Градька облизал губы.
– На-ко, попей еще, – подхватился со своей смородою Всеволод. Но Градька лишь помотал головой. Попросил рассказать о туристах еще.
– А чего еще? Мужика-то Максимом звать, а отчество у него, я забыл, как в аптеке, язык сломаешь. Ходит все, это, по берегу, смотрит. И на ту сторону тоже перебродил, пройдет по дороге-то с километр, и назад, я гляжу, бежит. И опять ходит-смотрит, где избы ране стояли. Котора тут была церква, у меня спрашивал. А то я знаю, котора? Котора-то. Заросло все, не разберешь. А девка…
Всеволод внезапно замолк и прислушался, повернув голову к окну.
– Не слышишь,
Он поставил на стол пол-литровую банку с томленой смородой, протер рукавом окно, пустив в помещение больше света, и вышел, прикрыв за собою дверь.
Пощербленная и облупленная глинобитная печь косилась на Градьку черным холодным устьем. Между печью и нарами громоздилась на кирпичах поставленная на попа железная бочка с дырявой дверцей, жестяная труба от нее уходила в печную вьюшку.
Больше в зимовке ничего не было. Нет. Был камень. На бочке всегда лежал здоровенный камень, кремень, величиной и формой разительно напоминающий человеческий мозг. Порой его даже хотелось примерить – как головной убор. Внутриголовной.
Никто не знал, откуда был этот камень. Может, геологи оставили как курьез. А, может, кто-то нашел в избе. Может, он еще сто-двести лет уже служил по хозяйству и пригнетал в кадушке грибы?
Камень принадлежал избе. В нем было что-то от талисмана. В то время как прочие избы падали, разрушались, этот сруб-пятистенник, ничем от других не отличный, ничуть не крепче других, стоял как повенчанный с вечностью.
Как лесники, геологи и охотники ожидали увидеть здесь, на взгорке по-над рекой, одинокую среди леса избу, так в зимовке ее, на поставленной на-поп'a бочке-печке, их всегда ждал и этот бугристый, продернутый желтой и розовой стекловидностью холодный кварцево-халцедоновой мозг.
Почему-то сейчас, на мгновения просыпаясь, Градька сразу видел камень перед собой и от этого весь внутренне вздрагивал.

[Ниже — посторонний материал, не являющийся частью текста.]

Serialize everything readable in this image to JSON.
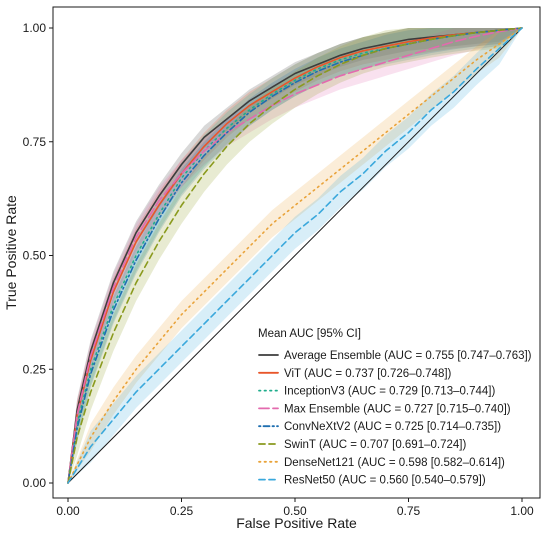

Никогда еще собственный мозг не казался ему вот такой же застывшей, внутренне напряженной, кремневидной материей. Стукнуть обухом – разлетится миллионами искр.
Он проснулся еще раз совсем уже ночью, когда мужики, помлесничего-Гена, Сано и Севолодко, пришли от костра, зажгли лампу, заправленную соляркой, и долго располагались на нарах. Потом потушили огонь. Окончательно он уснул под долгий, суливший мало приятного разговор.
На берегу стояла оранжевая палатка, рядом лежала лодка, перевернутая вверх дном, дряблая, сдутая. Вермут несколько раз подступался к палатке, но ему мешали растяжки, тогда он поднял заднюю ногу на лодку, обрызгал, потом вернулся и лег у костра. Ухо его ходило туда-сюда как локатор, откликаясь на каждый бульк висевшего над огнем ведра.
На плахах, положенных на три валуна, сидели все четверо лесников и Максим-турист. Лицо его было серое, пепельно-серое, даже несмотря на загар. Вероятно, тоже не спал всю ночь.
Градьку еще потряхивало, временами прошибало испариной, но едва занялся рассвет, непривычно желтый, безоблачный и безветренный, он тоже на босу ногу обул сапоги и выбрался вслед за мужиками. И уже насмотрелся на мужиков. Хотя первый шок еще не прошел. Ощущение бреда сменилось каким-то посасывающим чувством тревоги, еще не страха, но уже опасения за рассудок.